Puerto Rican singing competition

Voces en Función (Voices in Performance) was a Puerto Rican singing competition series and Variety show hosted by Puerto Rican singer Lou Briel, televised from 1995 to 2001 on PBS member station WIPR-TV & WIPM-TV.

==Format==
The potential contestants had to try out to be on the show, then the ones selected would be presented on the show with two other contestants as well, for a total of three per program and 39 for the series. A jury, composed of all-rounders, selected by cognition, would secretly vote for their favorites during 10 weeks, and choose the 20 semi-finalists. The latter would then compete again in the Semi Finals, separated in two groups of 10, for two weeks, and only 10 contestants would make it to the end.

The final gala called, Festi-Voces (Festi-Voices), would be the last one of the season, composed of 13 weeks each, and it would be broadcast in a two-hour special. The winner, would receive a trophy, a cash prize, and his or her inclusion as a regular in the following thirteen-week season, as well as performing as guest stars in several television shows produced by the station. There were 5 final galas throughout the run of the show.

Voces en Función, was one of the first Puerto Rican television shows that was broadcast via the Internet, and it also was the first television series taped on-location, at the Yagüez Theater, in Mayagüez, Puerto Rico, on a weekly basis, and furthermore the first singing contest show in Latin America, Europe, and USA, before American Idol, Operación Triunfo and Objetivo Fama.

The difference of Voces en Funcion from other singing contests, is that it was simultaneously a weekly variety show composed of various musical segments. Well known singers from the entertainment business were featured as guests stars in every show such as: Lucecita Benítez, Nydia Caro, Carmita Jiménez, Santos Colon, Marian Pabón, Danny Rivera, Son by Four, Lunna, Johnathan Dwayne, Huey Dunbar with DLG, Rey Ruiz, Millie Corretjer, Chucho Avellanet, Jyve V, Lucy Fabery, Dagmar, José Nogueras and Charytín, among others.

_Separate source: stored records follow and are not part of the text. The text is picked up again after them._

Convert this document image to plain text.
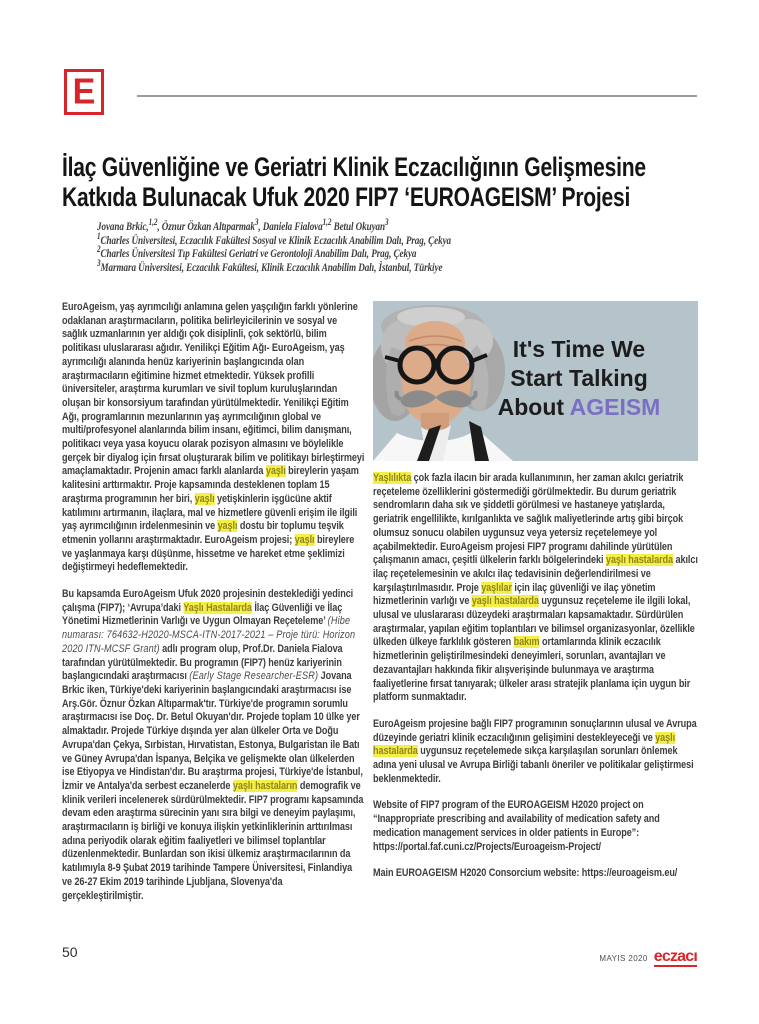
E
İlaç Güvenliğine ve Geriatri Klinik Eczacılığının Gelişmesine
Katkıda Bulunacak Ufuk 2020 FIP7 ‘EUROAGEISM’ Projesi

Jovana Brkic,$^{1,2}$, Öznur Özkan Altıparmak$^3$, Daniela Fialova$^{1,2}$ Betul Okuyan$^3$

$^1$Charles Üniversitesi, Eczacılık Fakültesi Sosyal ve Klinik Eczacılık Anabilim Dalı, Prag, Çekya

$^2$Charles Üniversitesi Tıp Fakültesi Geriatri ve Gerontoloji Anabilim Dalı, Prag, Çekya

$^3$Marmara Üniversitesi, Eczacılık Fakültesi, Klinik Eczacılık Anabilim Dalı, İstanbul, Türkiye

EuroAgeism, yaş ayrımcılığı anlamına gelen yaşçılığın farklı yönlerine odaklanan araştırmacıların, politika belirleyicilerinin ve sosyal ve sağlık uzmanlarının yer aldığı çok disiplinli, çok sektörlü, bilim politikası uluslararası ağıdır. Yenilikçi Eğitim Ağı- EuroAgeism, yaş ayrımcılığı alanında henüz kariyerinin başlangıcında olan araştırmacıların eğitimine hizmet etmektedir. Yüksek profilli üniversiteler, araştırma kurumları ve sivil toplum kuruluşlarından oluşan bir konsorsiyum tarafından yürütülmektedir. Yenilikçi Eğitim Ağı, programlarının mezunlarının yaş ayrımcılığının global ve multi/profesyonel alanlarında bilim insanı, eğitimci, bilim danışmanı, politikacı veya yasa koyucu olarak pozisyon almasını ve böylelikle gerçek bir diyalog için fırsat oluşturarak bilim ve politikayı birleştirmeyi amaçlamaktadır. Projenin amacı farklı alanlarda yaşlı bireylerin yaşam kalitesini arttırmaktır. Proje kapsamında desteklenen toplam 15 araştırma programının her biri, yaşlı yetişkinlerin işgücüne aktif katılımını artırmanın, ilaçlara, mal ve hizmetlere güvenli erişim ile ilgili yaş ayrımcılığının irdelenmesinin ve yaşlı dostu bir toplumu teşvik etmenin yollarını araştırmaktadır. EuroAgeism projesi; yaşlı bireylere ve yaşlanmaya karşı düşünme, hissetme ve hareket etme şeklimizi değiştirmeyi hedeflemektedir.

Bu kapsamda EuroAgeism Ufuk 2020 projesinin desteklediği yedinci çalışma (FIP7); ‘Avrupa’daki Yaşlı Hastalarda İlaç Güvenliği ve İlaç Yönetimi Hizmetlerinin Varlığı ve Uygun Olmayan Reçeteleme’ (Hibe numarası: 764632-H2020-MSCA-ITN-2017-2021 – Proje türü: Horizon 2020 ITN-MCSF Grant) adlı program olup, Prof.Dr. Daniela Fialova tarafından yürütülmektedir. Bu programın (FIP7) henüz kariyerinin başlangıcındaki araştırmacısı (Early Stage Researcher-ESR) Jovana Brkic iken, Türkiye'deki kariyerinin başlangıcındaki araştırmacısı ise Arş.Gör. Öznur Özkan Altıparmak'tır. Türkiye'de programın sorumlu araştırmacısı ise Doç. Dr. Betul Okuyan'dır. Projede toplam 10 ülke yer almaktadır. Projede Türkiye dışında yer alan ülkeler Orta ve Doğu Avrupa'dan Çekya, Sırbistan, Hırvatistan, Estonya, Bulgaristan ile Batı ve Güney Avrupa'dan İspanya, Belçika ve gelişmekte olan ülkelerden ise Etiyopya ve Hindistan'dır. Bu araştırma projesi, Türkiye'de İstanbul, İzmir ve Antalya'da serbest eczanelerde yaşlı hastaların demografik ve klinik verileri incelenerek sürdürülmektedir. FIP7 programı kapsamında devam eden araştırma sürecinin yanı sıra bilgi ve deneyim paylaşımı, araştırmacıların iş birliği ve konuya ilişkin yetkinliklerinin arttırılması adına periyodik olarak eğitim faaliyetleri ve bilimsel toplantılar düzenlenmektedir. Bunlardan son ikisi ülkemiz araştırmacılarının da katılımıyla 8-9 Şubat 2019 tarihinde Tampere Üniversitesi, Finlandiya ve 26-27 Ekim 2019 tarihinde Ljubljana, Slovenya'da gerçekleştirilmiştir.

It's Time We
Start Talking
About AGEISM

Yaşlılıkta çok fazla ilacın bir arada kullanımının, her zaman akılcı geriatrik reçeteleme özelliklerini göstermediği görülmektedir. Bu durum geriatrik sendromların daha sık ve şiddetli görülmesi ve hastaneye yatışlarda, geriatrik engellilikte, kırılganlıkta ve sağlık maliyetlerinde artış gibi birçok olumsuz sonucu olabilen uygunsuz veya yetersiz reçetelemeye yol açabilmektedir. EuroAgeism projesi FIP7 programı dahilinde yürütülen çalışmanın amacı, çeşitli ülkelerin farklı bölgelerindeki yaşlı hastalarda akılcı ilaç reçetelemesinin ve akılcı ilaç tedavisinin değerlendirilmesi ve karşılaştırılmasıdır. Proje yaşlılar için ilaç güvenliği ve ilaç yönetim hizmetlerinin varlığı ve yaşlı hastalarda uygunsuz reçeteleme ile ilgili lokal, ulusal ve uluslararası düzeydeki araştırmaları kapsamaktadır. Sürdürülen araştırmalar, yapılan eğitim toplantıları ve bilimsel organizasyonlar, özellikle ülkeden ülkeye farklılık gösteren bakım ortamlarında klinik eczacılık hizmetlerinin geliştirilmesindeki deneyimleri, sorunları, avantajları ve dezavantajları hakkında fikir alışverişinde bulunmaya ve araştırma faaliyetlerine fırsat tanıyarak; ülkeler arası stratejik planlama için uygun bir platform sunmaktadır.

EuroAgeism projesine bağlı FIP7 programının sonuçlarının ulusal ve Avrupa düzeyinde geriatri klinik eczacılığının gelişimini destekleyeceği ve yaşlı hastalarda uygunsuz reçetelemede sıkça karşılaşılan sorunları önlemek adına yeni ulusal ve Avrupa Birliği tabanlı öneriler ve politikalar geliştirmesi beklenmektedir.

Website of FIP7 program of the EUROAGEISM H2020 project on “Inappropriate prescribing and availability of medication safety and medication management services in older patients in Europe”: https://portal.faf.cuni.cz/Projects/Euroageism-Project/

Main EUROAGEISM H2020 Consorcium website: https://euroageism.eu/

50	MAYIS 2020 eczacı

Lou Briel performed in a segment titled Bohemia en Función (Bohemia in Performance), accompanied by a blind guitarist from Añasco, Puerto Rico, called Roberto Rivera.

The show also featured a pop ballet, directed by the Puerto Rican choreographer Marcelino Alcalá, called Ballet Voces, (Voices Ballet). Alcalá, also choreographed for the contestants, the opening numbers for the galas, as well as various musical productions for the host, and several guest stars. He is a Professor at Conservatorio de Música de Puerto Rico.

Various notable singers that made their formal debut on Puerto Rican television through this show include Yaire, Noelia, and the local rock group Fiel a la Vega, among others.